Versteckt von anmutigen Bäumen, die sich wie eine schützende Mauer an ihrem Zuhause entlang ziehen.
Dadurch wohl bewahrt, das ihr kleines Heim einfach davon fliegt oder von einem kräftigen Windstoß mitgerissen wird.
In recht kurzen Abständen hellt der Himmel auf, nur um die Welt kurz danach wieder in Dunkelheit versinken zu lassen.
Begleitet werden diese angsteinflößenden Lichtblitze von fiesen, und gemeinen Donnerschlägen.
Es rummst, und zwar gewaltig. So gewaltig das man jedesmal aufs neue zusammenzucken muss.

In mitten dieses unheimlichen Wetterspektakels liegt ein kleines Mädchen kauernd in ihrem Bett.
Die Decke weit über den Kopf gezogen.
Vielleicht ist man so ja vor diesem wütendem "Etwas" da draußen sicher. Jeder Donnerschlag entlockt der kleinen
ein angstvolles Aufstöhnen.
Nach einem erneutem, gewaltigen Grollen wird aller Mut zusammen genommen der noch übrig ist.

Die Decke schiebt sie sich ein klein wenig vom Gesicht um durch das dunkle Zimmer spähen zu können.
Zum Vorschein kommen gold leuchtende Augen... Ein sachter Farbenschimmer der gern mit dem Mondlicht verglichen wird.
Ihre Haut ist fast weiß, ebenso ihr Haar welches ihr in wilden Strähnen um den Kopf herum tanzt.
Ihr Alter würde wohl derzeit auf etwa 6 Jahre geschätzt werden.

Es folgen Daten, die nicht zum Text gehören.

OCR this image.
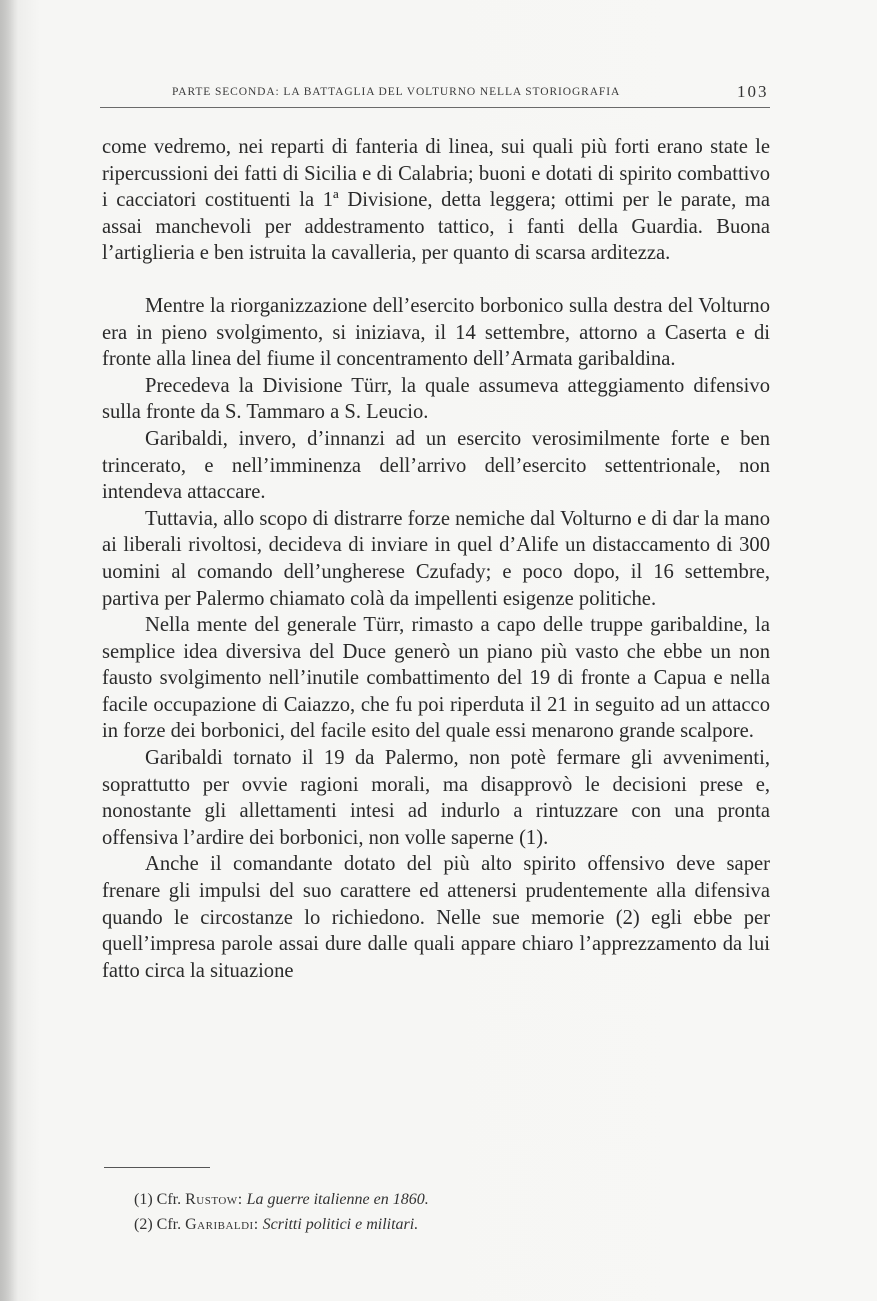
PARTE SECONDA: LA BATTAGLIA DEL VOLTURNO NELLA STORIOGRAFIA	103

come vedremo, nei reparti di fanteria di linea, sui quali più forti erano state le ripercussioni dei fatti di Sicilia e di Calabria; buoni e dotati di spirito combattivo i cacciatori costituenti la 1ª Divisione, detta leggera; ottimi per le parate, ma assai manchevoli per addestramento tattico, i fanti della Guardia. Buona l’artiglieria e ben istruita la cavalleria, per quanto di scarsa arditezza.

Mentre la riorganizzazione dell’esercito borbonico sulla destra del Volturno era in pieno svolgimento, si iniziava, il 14 settembre, attorno a Caserta e di fronte alla linea del fiume il concentramento dell’Armata garibaldina.

Precedeva la Divisione Türr, la quale assumeva atteggiamento difensivo sulla fronte da S. Tammaro a S. Leucio.

Garibaldi, invero, d’innanzi ad un esercito verosimilmente forte e ben trincerato, e nell’imminenza dell’arrivo dell’esercito settentrionale, non intendeva attaccare.

Tuttavia, allo scopo di distrarre forze nemiche dal Volturno e di dar la mano ai liberali rivoltosi, decideva di inviare in quel d’Alife un distaccamento di 300 uomini al comando dell’ungherese Czufady; e poco dopo, il 16 settembre, partiva per Palermo chiamato colà da impellenti esigenze politiche.

Nella mente del generale Türr, rimasto a capo delle truppe garibaldine, la semplice idea diversiva del Duce generò un piano più vasto che ebbe un non fausto svolgimento nell’inutile combattimento del 19 di fronte a Capua e nella facile occupazione di Caiazzo, che fu poi riperduta il 21 in seguito ad un attacco in forze dei borbonici, del facile esito del quale essi menarono grande scalpore.

Garibaldi tornato il 19 da Palermo, non potè fermare gli avvenimenti, soprattutto per ovvie ragioni morali, ma disapprovò le decisioni prese e, nonostante gli allettamenti intesi ad indurlo a rintuzzare con una pronta offensiva l’ardire dei borbonici, non volle saperne (1).

Anche il comandante dotato del più alto spirito offensivo deve saper frenare gli impulsi del suo carattere ed attenersi prudentemente alla difensiva quando le circostanze lo richiedono. Nelle sue memorie (2) egli ebbe per quell’impresa parole assai dure dalle quali appare chiaro l’apprezzamento da lui fatto circa la situazione

(1) Cfr. Rustow: La guerre italienne en 1860.
(2) Cfr. Garibaldi: Scritti politici e militari.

Ganz anders dagegen das Mädchen wohin der Blick des kleinen Mondgesichtes nun geht.
Das Bett neben ihrem eigenen wird kurz musternd überflogen, wohl um sicher zu gehen das es noch befüllt ist.
Auch das Mädchen in dem anderen Bett kann nicht schlafen, der Krach draußen am Himmel raubt wohl auch jener den Schlaf.
Sie schaut zu den kleinen goldschimmernden Augen. Ihre eigenen sind hellblau, erinnern an einen klaren Himmel, ohne
das dieser von Wolken durchzogen ist.
Ihr Haar ist mit einem hellem Lilaton durchzogen, schon recht lang hängt es ihr lockig über die Schultern.
Auch ihre Haut ist sehr hell und grenzt schon an die Farbe des Schnees. Das Alter dieser kleinen Dame wird wohl zu dieser Zeit
etwa 11 Jahre sein.
Leise, nicht mehr als ein Flüstern, ist ihre Stimme durch das Zimmer zu vernehmen.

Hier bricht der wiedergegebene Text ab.